We confirmed that thymus NKT cells in humans were predominantly CD4+, but found that they were capable of significant cytokine production, including BGJ398 nmr IFN-γ, TNF and IL-4. Strong cytokine staining was also observed using NKT cells from cord blood,
illustrating that many CD4+ NKT cells in thymus and cord blood are functionally competent, although the pattern of cytokine expression was distinct from CD4+ NKT cells isolated from peripheral blood (Fig. 8). It also raises the question of whether or not there is a similar resident mature NKT cell population in the human thymus to that identified recently in mice [28]. We also performed the first analysis of NKT cells from human spleen. Fewer surface antigens were analysed for spleen NKT cells, but these appeared to be similarly heterogeneous in expression of cell surface antigens to blood-derived NKT cells, and were similar in their overall frequency and cytokine profile (IFN-γ, TNF and IL-4). This supports the analysis of blood NKT cells as a representative source of systemic NKT cells, at least relative to spleen, although more work is needed to confirm this, including comparative functional analysis of NKT cells from peripheral blood and from other peripheral tissues, such selleck inhibitor as liver and lymph nodes.

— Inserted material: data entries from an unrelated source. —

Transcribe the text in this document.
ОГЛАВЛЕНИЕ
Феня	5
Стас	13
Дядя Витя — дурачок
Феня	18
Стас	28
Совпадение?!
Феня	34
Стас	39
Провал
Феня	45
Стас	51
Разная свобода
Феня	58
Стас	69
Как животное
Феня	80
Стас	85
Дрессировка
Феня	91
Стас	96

Our data
clearly support the concept that heterogeneity within the NKT cell pool extends well beyond the CD4+ and CD4− subsets. More investigations are needed to define the functional diversity that exists within the human
NKT cell compartment and to correlate this with patterns of antigen expression and tissue residency, but it appears likely that that the diverse activities attributed to human NKT cells relies on an equally diverse array of subsets. The authors acknowledge the kind donation of tissue for research purposes by donors and their families. This research was supported by an NHMRC Project Grant (no. 454363) and an NHMRC Program Grant (no. 454569). S.P.B. was supported by an NHMRC Career Development Fellowship (no. 454731) and by the Australian Government Collaborative Research Network (CRN). S.P.B. is currently Methocarbamol supported as a Dorevitch Senior Research Fellow (at FECRI) and as a Robert H. T. Smith Fellow (Uni of Ballarat). D.I.G. is supported by an NHMRC Senior Principal Research Fellowship (no. 1020770). The authors declare no conflicts of interest. “
“The serine/threonine kinase LKB1 has a conserved role in Drosophila and nematodes to co-ordinate cell metabolism. During T lymphocyte development in the thymus, progenitors need to synchronize increased metabolism with the onset of proliferation and differentiation to ensure that they can meet the energy requirements for development.